Wednesday, May 1, 2013

Chaos Theories

"Where chaos beings, classical science stops.  For as long as the world has had physicists inquiring into the laws of nature, it has suffered a special ignorance about disorder in the atmosphere, the turbulent sea, in the fluctuations of wildlife populations, in the oscillations of the heart and the brain.  The irregular side of nature, the discontinuous and erratic side--these have been puzzles to science, or worse, monstrosities."
-From "Chaos" by James Gleick (1987)

I've been thinking about the types of problems we consider worthy of attention and the types of questions we ask (individually and collectively).  I have been noticing that different people ask very different questions about the world (and argue for their limitations in being able to answer these questions--or, on the other hand, argue for the limitations of the questions themselves), and through these questions, we learn a lot about how people view the world.  There are those who deny chaos, who want to control it, and then there are those who want to step in and explore it.

I was reading about Oppenheimer's Los Alamos lab today and the "Theoretical Division" which included a group of physicists and mathematicians (working on questions that were directed toward something I'd rather not think about), BUT, I find this idea of a fully funded, truly valued, "Theoretical Division" to be particularly compelling.  I read about Mitchell Feigenbaum, who had published only one article, but was seen as "real smart," despite the fact that he spent his time walking darkened streets (during his experiment with shifting to a 26-hour day), taking airplane flights to view clouds from different views, and noticing, just noticing.  Where did his wanderings lead?  To places I don't understand:  fractals and bifurcation of something or another.  But the thing is, his wanderings led to something that probably couldn't have been arrived at in a more linear way.  Maybe I'm not quite brilliant enough to have my wanderings lead to such monumental discoveries, but what I know is that I'm sick of asking the same questions.  I'm sick of asking questions and then trying to fit the answers into someone's format for "productive contributions to the field."  And, frankly, I'm sick of interpersonal relations and navigating human egos, and I'm sick to death of my own.  I want new questions, and I want some new ways of exploring.

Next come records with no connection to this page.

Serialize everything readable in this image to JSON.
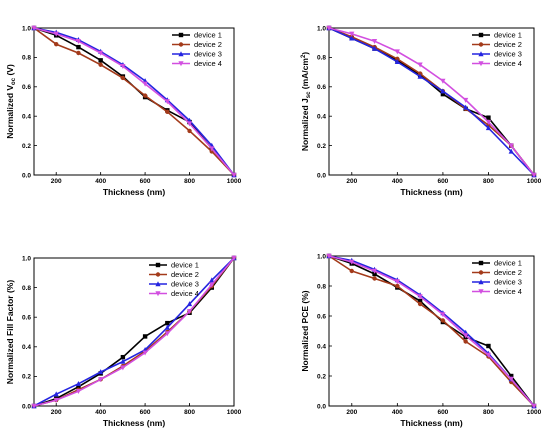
{
  "figure": {
    "colors": {
      "device 1": "#000000",
      "device 2": "#a33a1a",
      "device 3": "#2424e0",
      "device 4": "#d24fe0"
    }
  },
  "chart_data": [
    {
      "type": "line",
      "xlabel": "Thickness (nm)",
      "ylabel": "Normalized V",
      "ylabel_sub": "oc",
      "ylabel_suffix": " (V)",
      "xlim": [
        100,
        1000
      ],
      "ylim": [
        0,
        1.0
      ],
      "xticks": [
        200,
        400,
        600,
        800,
        1000
      ],
      "yticks": [
        0.0,
        0.2,
        0.4,
        0.6,
        0.8,
        1.0
      ],
      "yticks_text": [
        "0.0",
        "0.2",
        "0.4",
        "0.6",
        "0.8",
        "1.0"
      ],
      "legend": "top-right",
      "grid": false,
      "x": [
        100,
        200,
        300,
        400,
        500,
        600,
        700,
        800,
        900,
        1000
      ],
      "series": [
        {
          "name": "device 1",
          "values": [
            1.0,
            0.95,
            0.87,
            0.78,
            0.67,
            0.53,
            0.44,
            0.36,
            0.18,
            0.0
          ]
        },
        {
          "name": "device 2",
          "values": [
            1.0,
            0.89,
            0.83,
            0.75,
            0.66,
            0.54,
            0.43,
            0.3,
            0.16,
            0.0
          ]
        },
        {
          "name": "device 3",
          "values": [
            1.0,
            0.97,
            0.92,
            0.84,
            0.75,
            0.64,
            0.51,
            0.37,
            0.2,
            0.0
          ]
        },
        {
          "name": "device 4",
          "values": [
            1.0,
            0.96,
            0.91,
            0.83,
            0.74,
            0.62,
            0.5,
            0.35,
            0.18,
            0.0
          ]
        }
      ]
    },
    {
      "type": "line",
      "xlabel": "Thickness (nm)",
      "ylabel": "Normalized J",
      "ylabel_sub": "sc",
      "ylabel_suffix": " (mA/cm",
      "ylabel_sup": "2",
      "ylabel_end": ")",
      "xlim": [
        100,
        1000
      ],
      "ylim": [
        0,
        1.0
      ],
      "xticks": [
        200,
        400,
        600,
        800,
        1000
      ],
      "yticks": [
        0.0,
        0.2,
        0.4,
        0.6,
        0.8,
        1.0
      ],
      "yticks_text": [
        "0.0",
        "0.2",
        "0.4",
        "0.6",
        "0.8",
        "1.0"
      ],
      "legend": "top-right",
      "grid": false,
      "x": [
        100,
        200,
        300,
        400,
        500,
        600,
        700,
        800,
        900,
        1000
      ],
      "series": [
        {
          "name": "device 1",
          "values": [
            1.0,
            0.93,
            0.86,
            0.78,
            0.68,
            0.55,
            0.45,
            0.39,
            0.2,
            0.0
          ]
        },
        {
          "name": "device 2",
          "values": [
            1.0,
            0.94,
            0.87,
            0.79,
            0.69,
            0.57,
            0.45,
            0.34,
            0.2,
            0.0
          ]
        },
        {
          "name": "device 3",
          "values": [
            1.0,
            0.93,
            0.86,
            0.77,
            0.67,
            0.57,
            0.46,
            0.32,
            0.16,
            0.0
          ]
        },
        {
          "name": "device 4",
          "values": [
            1.0,
            0.96,
            0.91,
            0.84,
            0.75,
            0.64,
            0.51,
            0.36,
            0.2,
            0.0
          ]
        }
      ]
    },
    {
      "type": "line",
      "xlabel": "Thickness (nm)",
      "ylabel": "Normalized Fill Factor (%)",
      "xlim": [
        100,
        1000
      ],
      "ylim": [
        0,
        1.0
      ],
      "xticks": [
        200,
        400,
        600,
        800,
        1000
      ],
      "yticks": [
        0.0,
        0.2,
        0.4,
        0.6,
        0.8,
        1.0
      ],
      "yticks_text": [
        "0.0",
        "0.2",
        "0.4",
        "0.6",
        "0.8",
        "1.0"
      ],
      "legend": "top-left",
      "grid": false,
      "x": [
        100,
        200,
        300,
        400,
        500,
        600,
        700,
        800,
        900,
        1000
      ],
      "series": [
        {
          "name": "device 1",
          "values": [
            0.0,
            0.05,
            0.13,
            0.22,
            0.33,
            0.47,
            0.56,
            0.63,
            0.8,
            1.0
          ]
        },
        {
          "name": "device 2",
          "values": [
            0.0,
            0.04,
            0.11,
            0.18,
            0.27,
            0.37,
            0.5,
            0.64,
            0.81,
            1.0
          ]
        },
        {
          "name": "device 3",
          "values": [
            0.0,
            0.08,
            0.15,
            0.23,
            0.3,
            0.38,
            0.53,
            0.69,
            0.85,
            1.0
          ]
        },
        {
          "name": "device 4",
          "values": [
            0.0,
            0.04,
            0.1,
            0.18,
            0.26,
            0.36,
            0.49,
            0.64,
            0.82,
            1.0
          ]
        }
      ]
    },
    {
      "type": "line",
      "xlabel": "Thickness (nm)",
      "ylabel": "Normalized PCE (%)",
      "xlim": [
        100,
        1000
      ],
      "ylim": [
        0,
        1.0
      ],
      "xticks": [
        200,
        400,
        600,
        800,
        1000
      ],
      "yticks": [
        0.0,
        0.2,
        0.4,
        0.6,
        0.8,
        1.0
      ],
      "yticks_text": [
        "0.0",
        "0.2",
        "0.4",
        "0.6",
        "0.8",
        "1.0"
      ],
      "legend": "top-right",
      "grid": false,
      "x": [
        100,
        200,
        300,
        400,
        500,
        600,
        700,
        800,
        900,
        1000
      ],
      "series": [
        {
          "name": "device 1",
          "values": [
            1.0,
            0.95,
            0.88,
            0.79,
            0.7,
            0.56,
            0.46,
            0.4,
            0.2,
            0.0
          ]
        },
        {
          "name": "device 2",
          "values": [
            1.0,
            0.9,
            0.85,
            0.8,
            0.68,
            0.57,
            0.43,
            0.33,
            0.16,
            0.0
          ]
        },
        {
          "name": "device 3",
          "values": [
            1.0,
            0.97,
            0.91,
            0.84,
            0.74,
            0.62,
            0.49,
            0.35,
            0.18,
            0.0
          ]
        },
        {
          "name": "device 4",
          "values": [
            1.0,
            0.96,
            0.9,
            0.83,
            0.73,
            0.61,
            0.47,
            0.34,
            0.18,
            0.0
          ]
        }
      ]
    }
  ]
}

What if we each created, as a space in our lives, a "Theoretical Division" where we gave ourselves space to consider how clouds form, how they move, how light looks at different times of day, and we gave ourselves space to really notice...and to wonder?  And what if we allowed ourselves to note not only the patterns of our daily lives, but the turbulence, fluctuations, and erratic movements that make up this world?  And what if that helped us recognize how worthy the questions and the noticing is?  And what if that allowed us to expand our view of the world?  And to not feel quite so compelled to make everything linear, quantifiable, and wrought with the burden of one right answer?  And what if there was freedom there?  What if these universal characteristics that allow the study of chaos are only the beginning?